Route information
- Maintained by Peshawar Development Authority
- Length: 43 km (27 mi)

Major junctions
- Ring road around Peshawar
- Peshawar-Charsadda Road M-1 Motorway Interchange N-5 National Highway Interchange N-55 National Highway Interchange

Location
- Country: Pakistan

Highway system
- Roads in Pakistan;

= Peshawar Ring Road =

Orbital highway in Pakistan

Peshawar Ring Road (د پېښور حلقوي سړک, also known officially as Khyber Pakhtunkhwa Highway 13) is a 35 km orbital highway located in Peshawar, Khyber Pakhtunkhwa province, Pakistan.

==Route==
The ring road serves as a bypass for heavy transport vehicles and facilitates Afghanistan-bound traffic.

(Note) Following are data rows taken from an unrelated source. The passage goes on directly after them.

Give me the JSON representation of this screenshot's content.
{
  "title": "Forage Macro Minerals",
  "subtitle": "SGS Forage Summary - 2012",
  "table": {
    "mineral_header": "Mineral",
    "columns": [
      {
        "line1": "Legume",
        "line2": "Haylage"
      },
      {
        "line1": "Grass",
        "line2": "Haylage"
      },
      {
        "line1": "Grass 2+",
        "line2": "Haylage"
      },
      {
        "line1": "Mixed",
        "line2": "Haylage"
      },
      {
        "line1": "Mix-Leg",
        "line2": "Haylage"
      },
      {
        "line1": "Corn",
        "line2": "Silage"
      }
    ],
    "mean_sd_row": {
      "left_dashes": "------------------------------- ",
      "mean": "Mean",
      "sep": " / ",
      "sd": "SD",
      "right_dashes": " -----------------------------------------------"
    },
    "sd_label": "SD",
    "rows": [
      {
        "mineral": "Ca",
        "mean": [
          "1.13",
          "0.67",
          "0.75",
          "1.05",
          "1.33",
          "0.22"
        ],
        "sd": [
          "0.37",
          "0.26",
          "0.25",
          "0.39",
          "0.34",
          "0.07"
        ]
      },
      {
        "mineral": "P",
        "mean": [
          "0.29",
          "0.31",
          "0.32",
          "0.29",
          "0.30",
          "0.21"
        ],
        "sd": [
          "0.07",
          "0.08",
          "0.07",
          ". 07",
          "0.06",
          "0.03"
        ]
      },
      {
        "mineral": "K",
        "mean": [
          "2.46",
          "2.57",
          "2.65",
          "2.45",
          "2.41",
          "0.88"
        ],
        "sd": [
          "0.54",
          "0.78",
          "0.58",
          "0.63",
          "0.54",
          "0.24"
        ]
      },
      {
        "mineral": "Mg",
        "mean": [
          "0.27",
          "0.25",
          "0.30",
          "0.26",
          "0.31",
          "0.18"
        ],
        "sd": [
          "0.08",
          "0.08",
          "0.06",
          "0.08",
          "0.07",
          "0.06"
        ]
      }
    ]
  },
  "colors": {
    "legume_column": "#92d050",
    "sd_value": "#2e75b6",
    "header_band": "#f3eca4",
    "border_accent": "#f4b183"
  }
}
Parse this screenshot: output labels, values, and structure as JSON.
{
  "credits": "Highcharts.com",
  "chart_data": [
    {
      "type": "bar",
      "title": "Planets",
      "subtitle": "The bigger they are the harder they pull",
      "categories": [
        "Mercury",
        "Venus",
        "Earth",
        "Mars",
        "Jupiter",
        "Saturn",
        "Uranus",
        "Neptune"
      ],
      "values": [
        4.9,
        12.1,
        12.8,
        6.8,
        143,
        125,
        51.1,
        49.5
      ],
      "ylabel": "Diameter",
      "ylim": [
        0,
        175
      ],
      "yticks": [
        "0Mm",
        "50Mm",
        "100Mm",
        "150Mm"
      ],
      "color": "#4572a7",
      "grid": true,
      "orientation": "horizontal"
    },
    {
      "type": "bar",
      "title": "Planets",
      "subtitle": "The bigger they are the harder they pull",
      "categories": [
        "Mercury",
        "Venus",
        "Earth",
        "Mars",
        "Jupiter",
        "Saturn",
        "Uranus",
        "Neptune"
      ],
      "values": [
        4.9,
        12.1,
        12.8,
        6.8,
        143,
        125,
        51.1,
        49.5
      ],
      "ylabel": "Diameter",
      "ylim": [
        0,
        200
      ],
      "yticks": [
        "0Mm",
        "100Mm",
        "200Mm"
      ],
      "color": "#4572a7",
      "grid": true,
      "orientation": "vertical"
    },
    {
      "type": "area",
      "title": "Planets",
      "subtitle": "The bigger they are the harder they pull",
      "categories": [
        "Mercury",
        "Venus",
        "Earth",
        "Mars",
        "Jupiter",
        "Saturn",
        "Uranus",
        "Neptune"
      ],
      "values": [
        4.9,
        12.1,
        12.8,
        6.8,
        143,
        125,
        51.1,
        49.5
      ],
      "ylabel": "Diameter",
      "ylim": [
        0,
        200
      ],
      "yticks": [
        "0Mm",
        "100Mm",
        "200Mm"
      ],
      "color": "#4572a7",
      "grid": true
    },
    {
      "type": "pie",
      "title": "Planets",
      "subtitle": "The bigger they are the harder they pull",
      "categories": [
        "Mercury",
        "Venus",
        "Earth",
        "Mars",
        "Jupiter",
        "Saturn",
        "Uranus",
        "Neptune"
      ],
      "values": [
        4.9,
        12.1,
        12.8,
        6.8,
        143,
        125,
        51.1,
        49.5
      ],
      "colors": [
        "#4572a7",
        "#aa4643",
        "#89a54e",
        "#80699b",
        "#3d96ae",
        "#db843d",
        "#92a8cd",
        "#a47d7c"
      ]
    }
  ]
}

It also serves as the terminus for the Peshawar-Charsadda Road, Peshawar-Bara Road, Peshawar-Dalazak Road and Jamrud-Warsak Road.

===Reconstruction===
At a ceremony in Peshawar on 27 April 2010, United States Ambassador to Pakistan Anne W. Patterson joined President Asif Ali Zardari, Khyber Pakhtunkhwa Governor Owais Ahmed Ghani, and Khyber Pakhtunkhwa Chief Minister Amir Haider Khan Hoti in inaugurating the 25 km Peshawar Southern Bypass (Southern Ring Road). The U.S.-financed project provided in upgrades to the road. The US Ambassador stated the road would provide ease traffic between Charsadda and Hayatabad, improve security, and generate greater trade opportunities for the citizens of Khyber Pakhtunkhwa and the Federally Administered Tribal Areas,".

==Expansion==
The Peshawar Ring Road's northern section was completed in 2018 from Bacha khan Markaz to warsak road which also included 2 underpasses . In 2026, it is further extended towards Nasir Bagh road and Hayatabad, passing through Paloski and Regi villages.